We moved up a hill with a crowd of maybe 150 reporters and photographers. We saw one other black person and one Asian. Some reporters were looking at us and shaking their heads. But it was too late to think about whether it was wise for us to be here.

“All press welcome,” the announcement had said.

Michael and I took off some of our press credentials and gave them to Michele and Rowena. I gave Rowena my reporter’s notebook and Michele my telephone diary. “You are reporters now; start taking notes,” I said.

“I don’t like this, madam,” Rowena said to her sister Michele.

We looked around and saw that the South African Army was now nowhere in sight. We found out later they had taken positions in trees several hundred yards away.

Michael moved into a group of reporters at the front. I stayed back with Michele and Rowena. Rowena wrote in my notebook that she was “x-tremely petrified….I’ve done some foolish things in my life before, but this is the pits.”

I saw some commotion in the crowd of reporters pressed toward the front.
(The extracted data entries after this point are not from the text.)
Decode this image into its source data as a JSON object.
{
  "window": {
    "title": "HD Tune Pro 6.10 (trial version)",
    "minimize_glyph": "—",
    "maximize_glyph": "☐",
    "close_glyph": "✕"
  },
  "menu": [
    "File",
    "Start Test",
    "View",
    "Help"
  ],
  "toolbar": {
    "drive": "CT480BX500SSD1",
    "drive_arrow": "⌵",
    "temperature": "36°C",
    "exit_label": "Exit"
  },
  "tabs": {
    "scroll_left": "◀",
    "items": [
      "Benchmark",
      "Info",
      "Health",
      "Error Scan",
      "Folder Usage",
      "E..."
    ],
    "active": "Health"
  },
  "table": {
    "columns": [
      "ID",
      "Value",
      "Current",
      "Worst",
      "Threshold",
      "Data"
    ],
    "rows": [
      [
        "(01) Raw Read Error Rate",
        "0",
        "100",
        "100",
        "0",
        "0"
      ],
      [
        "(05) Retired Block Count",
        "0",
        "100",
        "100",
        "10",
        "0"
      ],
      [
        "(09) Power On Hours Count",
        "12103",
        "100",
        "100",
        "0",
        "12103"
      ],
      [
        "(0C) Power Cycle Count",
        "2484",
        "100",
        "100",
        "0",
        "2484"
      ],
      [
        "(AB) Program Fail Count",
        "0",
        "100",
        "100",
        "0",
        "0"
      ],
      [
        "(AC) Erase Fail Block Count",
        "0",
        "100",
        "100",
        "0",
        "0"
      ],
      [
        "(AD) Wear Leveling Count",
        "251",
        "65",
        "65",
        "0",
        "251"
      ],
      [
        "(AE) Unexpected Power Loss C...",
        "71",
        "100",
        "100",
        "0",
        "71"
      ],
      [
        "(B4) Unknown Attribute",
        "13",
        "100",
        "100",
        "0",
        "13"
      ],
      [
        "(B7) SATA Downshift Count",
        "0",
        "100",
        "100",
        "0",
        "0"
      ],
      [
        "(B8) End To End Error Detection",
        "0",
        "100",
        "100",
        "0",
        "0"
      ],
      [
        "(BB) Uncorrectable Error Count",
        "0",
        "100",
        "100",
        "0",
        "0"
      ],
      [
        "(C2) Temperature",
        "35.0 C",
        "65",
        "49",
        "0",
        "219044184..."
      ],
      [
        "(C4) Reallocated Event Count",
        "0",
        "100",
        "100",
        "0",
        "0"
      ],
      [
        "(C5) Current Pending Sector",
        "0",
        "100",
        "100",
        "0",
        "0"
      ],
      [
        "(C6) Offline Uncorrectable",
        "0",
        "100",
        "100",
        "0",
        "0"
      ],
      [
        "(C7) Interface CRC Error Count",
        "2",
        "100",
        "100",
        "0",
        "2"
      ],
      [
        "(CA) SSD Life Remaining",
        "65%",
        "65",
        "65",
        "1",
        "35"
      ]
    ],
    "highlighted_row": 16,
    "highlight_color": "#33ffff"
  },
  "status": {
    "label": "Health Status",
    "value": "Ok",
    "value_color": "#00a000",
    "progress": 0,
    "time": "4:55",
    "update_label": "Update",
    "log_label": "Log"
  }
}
Only later, because Michael had his tape recorder running, did we learn the ugly words that the man who was to introduce Terre-Blanche had directed Michael’s way.
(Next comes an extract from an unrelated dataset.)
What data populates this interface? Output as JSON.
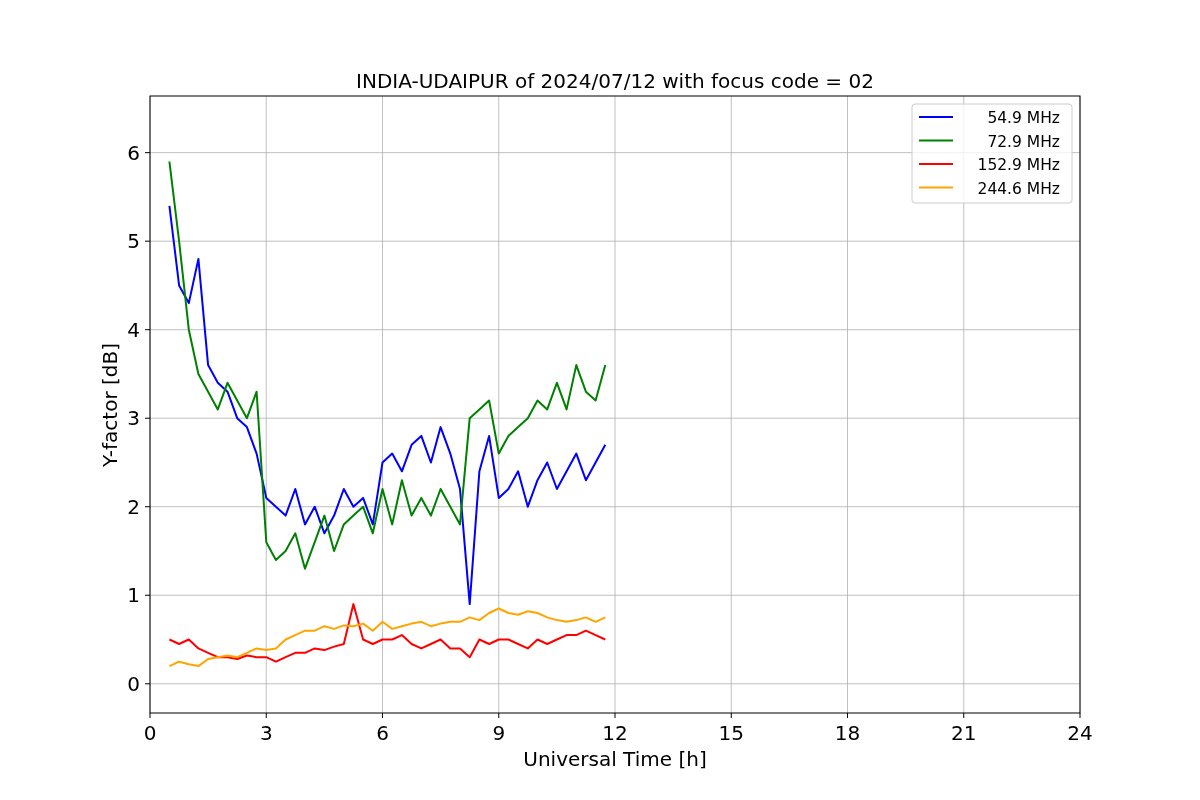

“There is something terribly ugly behind you,” the man had said to a Boer standing in front of Michael. “Don’t get a fright when you look over your shoulder.”

We did not know that Michael was in the center of the commotion that now wound back down the hill, only that several Boers seemed to be having a shoving match with television cameramen.

A white woman reporter said we ought to leave. “It is getting very dangerous here,” she said.

“Please take my hand,” Rowena said to her.

“Wait until whatever that is down there is over,” I said.

For the amount of time it took for six Boers to punch, kick and smash Michael with a nightstick, we waited, then we walked down the hill—the woman reporter and Rowena in front, me and Michele in back.

“Yeah, kaffir, hold the missus’ hand,” some Boer women under a tree began taunting.

We came upon Michael with his shirttail out and blood on the bridge of his nose.

After he said he was okay and the woman reporter took the madams to our car, I went back up the hill — but some Boer had stolen the beeper. I asked some other reporters what happened, then went back down the hill.

As I did, a Boer told the only other black face in the crowd—a photographer from Detroit—and an Asian woman reporter to stand way back or face the same treatment “the kaffir got.”

Down the hill, I said to one of the policemen, “We don’t feel safe here. Please escort us out of here.”

“You can just follow the road that way,” one of them said, pointing down the narrow road, “and it will lead you to the highway.”

“We would really appreciate an escort.”

“If you leave now, you will be safe,” the cop’s partner said.

“Let’s get the hell out of here,” I said, and we did and were.